Tuesday 8 September 2009

Day 4: Miles City, MT - Bozeman, MT


At last there are wiggles on the map!  Hurrah!

But not until about 200 miles of mostly non-wiggly roads along the Yellowstone Valley.  Bah!  I tried where possible to follow the pre-Interstate route, but my road atlas isn't sufficiently detailed to show all the roads, leading me to fear the prospect of travelling twenty miles only to end up in a field, so I ended up cheating on I-94 for much of the route from Miles City to Billings.  I didn't, in the end, go looking for further landmarks in Miles City, as it was still dark when I left.  Not to mention chilly and occasionally damp.

So the lid stayed up until the "gas" stop in Billings, following which I was for the first time back on familiar roads, at least for a few miles.  In 2005 I'd hoped to cross the Beartooth Highway, which reaches a smidge under eleven thousand feet in altitude, but that year part of it had fallen off the mountain, to the inconvenience of through traffic.  But this year it was open, and mostly glorious - there's a fair bit of resurfacing going on at the top.  I'd read that the posted speed limit was 15 mph, but at least on the Montana side the signs read "70" all the way up.  Though anyone who actually tries to do 70 up there is either a Tarmac rally specialist or tired of life.

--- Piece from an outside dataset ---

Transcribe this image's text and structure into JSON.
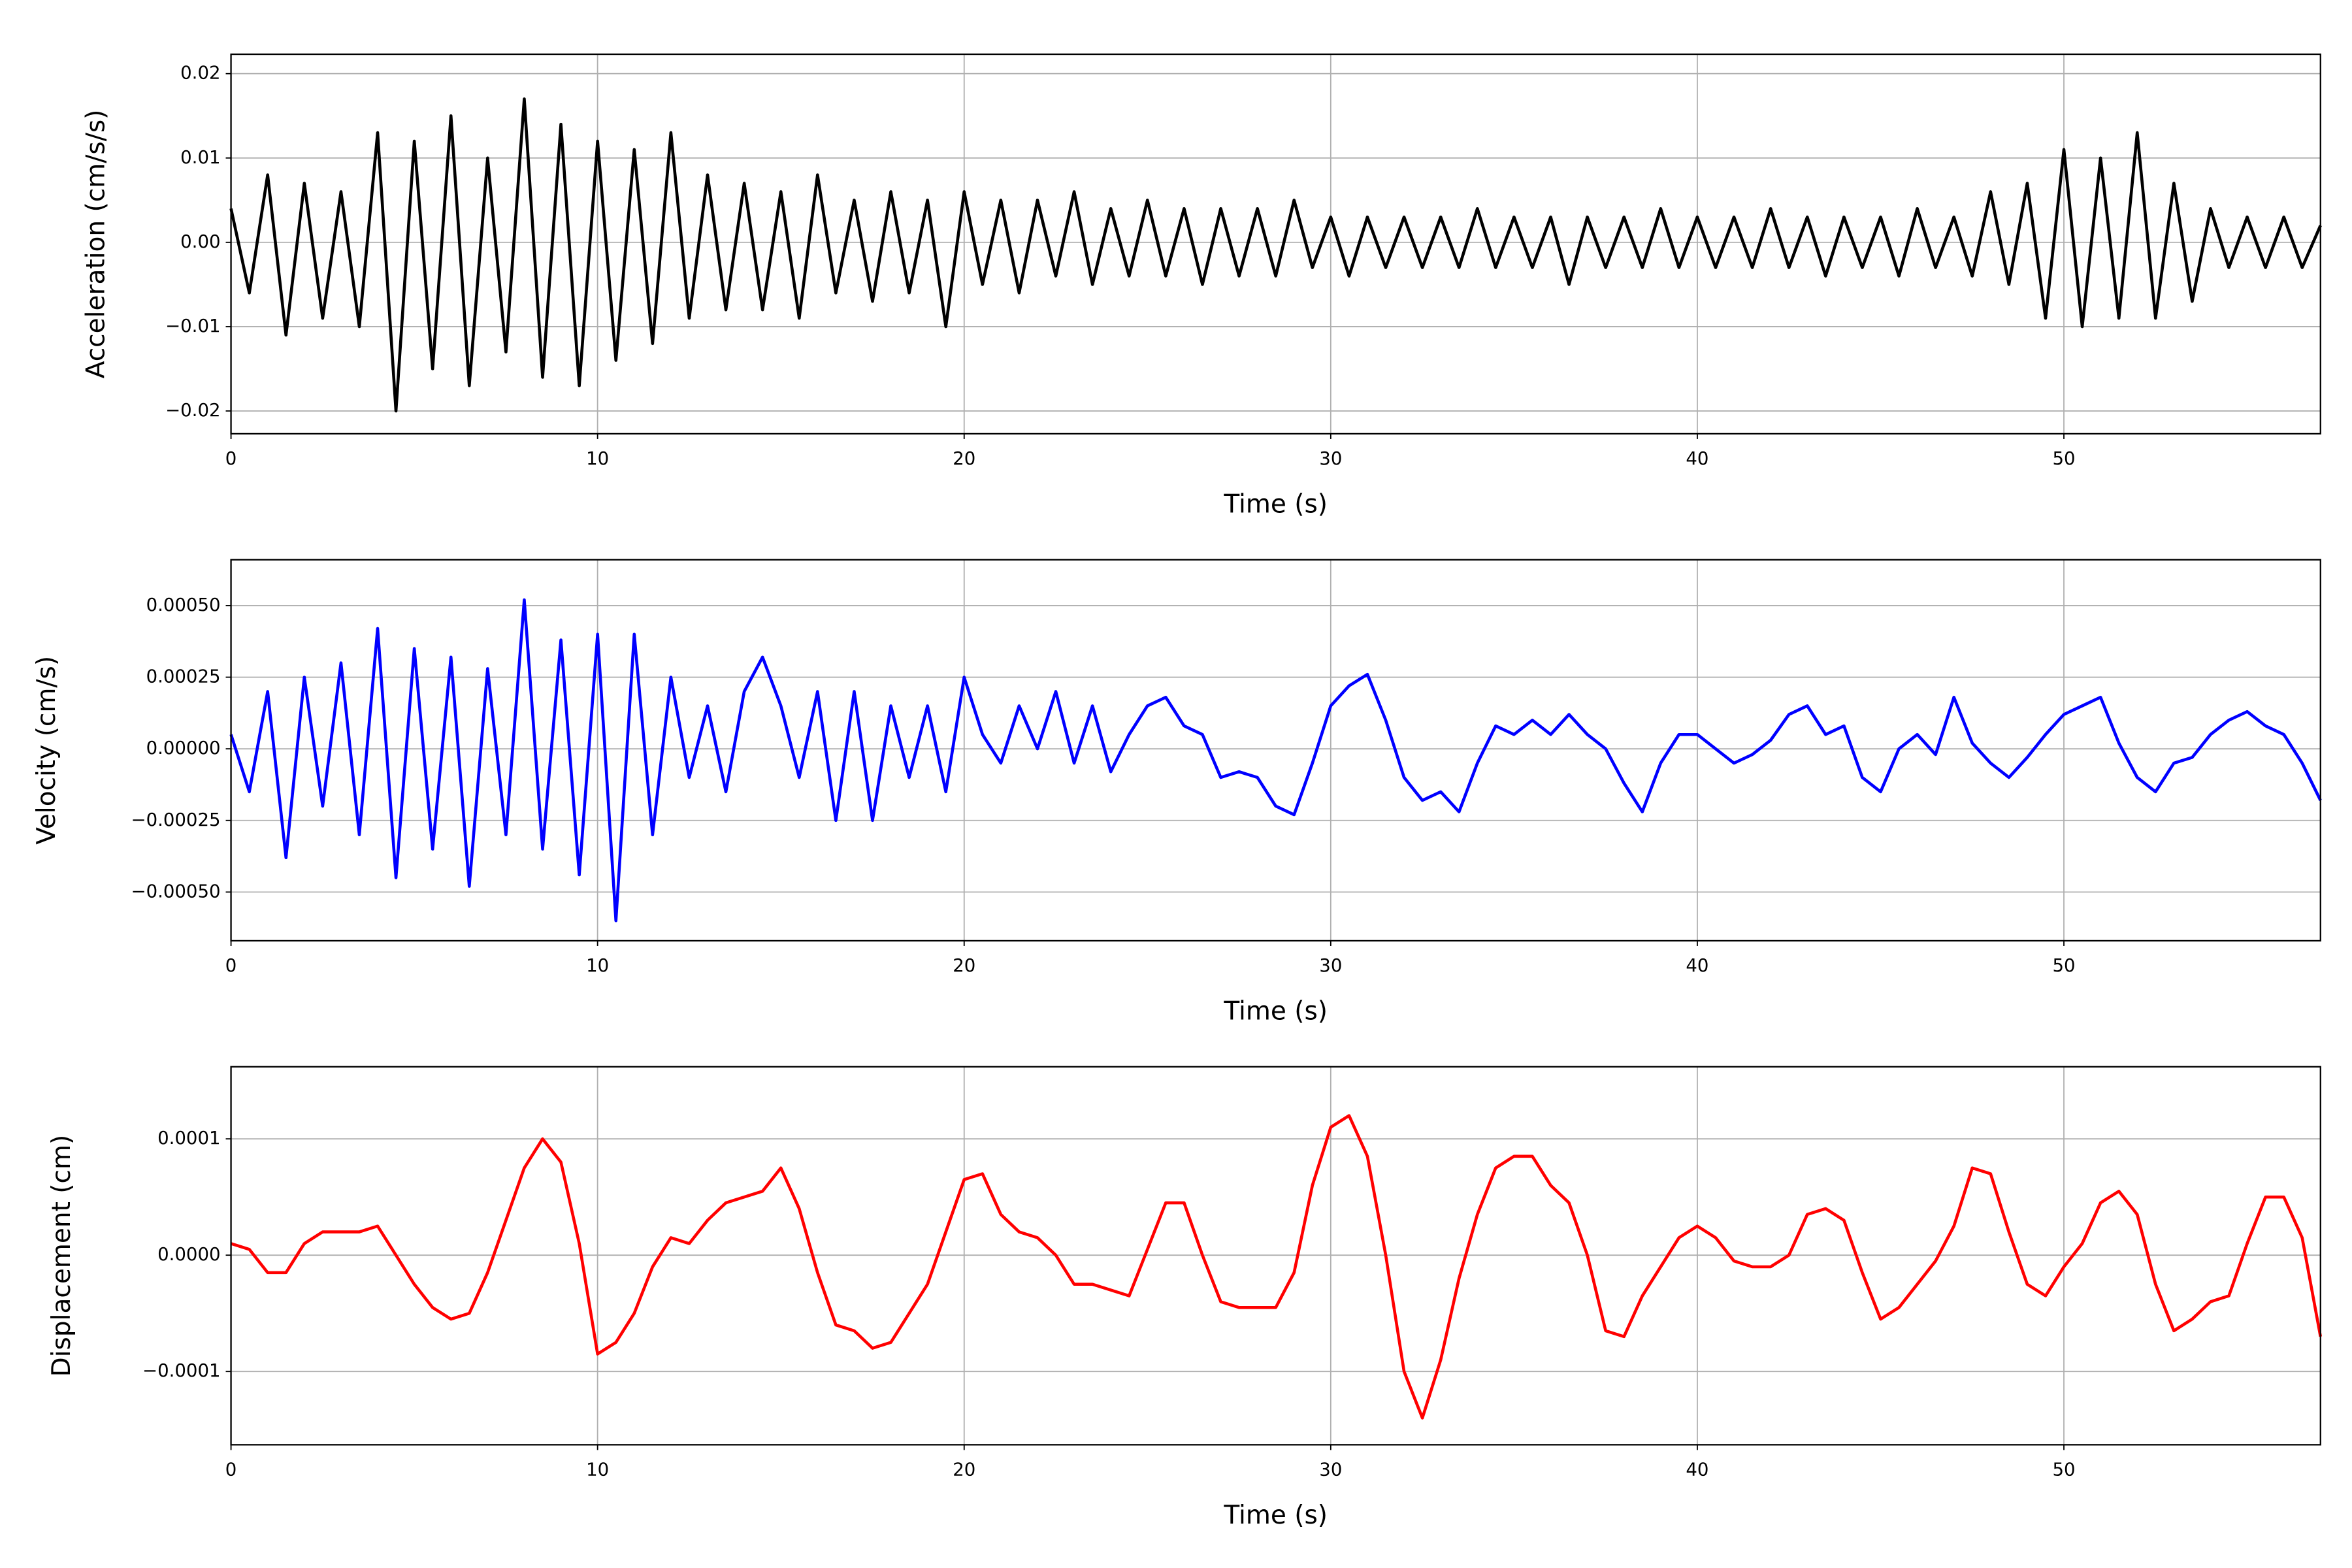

I missed the sign at the top, so elected to turn round and go back to get the summit photo.

Bad idea.

On restarting, the tyre pressure warning light came on.  For a while I thought "I'll ignore that, it might go away", but it didn't, and frequent inspections of the rubberware seemed to indicate that the right rear was going all Dorothy on me.  The freebie map given away at the entrance to Yellowstone National Park shewed a "gas" station at Mammoth Hot Springs; with the intervention of their air line I was able to limp to Gardiner, where a Nice Man at Tire Iron diagnosed and mended the p+nct+r+ in twenty minutes, for twenty-five dollars.  Back in business!

Ah, yes, the Zen route.  Well, I think I found the place they stayed in Gardiner, and have, after arrival in Bozeman, spent a pleasant while seeking out the DeWeese residence, which is way out of town and set in some of the most gorgeous surroundings imaginable.  Bozeman itself, however, is very busy and, at least around what is now part of Montana State University, impossible to park in.  So I found the site of the Pirsigs' former house (though there's a suspiciously large area of grass where instinct tells me it ought to have been located), and the hotel in which Bob and Chris stayed after their hike into the mountains, but the Opera House sadly eluded me.

Bozeman splits the book's travelogue in half, as the Sutherlands returned to Minneapolis from here, and I feel rather sorry for them in that respect, as to come are more wiggly lines on the map.

Thought for the day: Alamo Car Rentals, you are a shower of dunces!  If I'd had to put the spare tyre on, I'd have been in deep doo-doo, because I wouldn't have known with any certainty where to put the jack, because you didn't leave the owner's manual in the car.  Are people really prone to nicking them as souvenirs?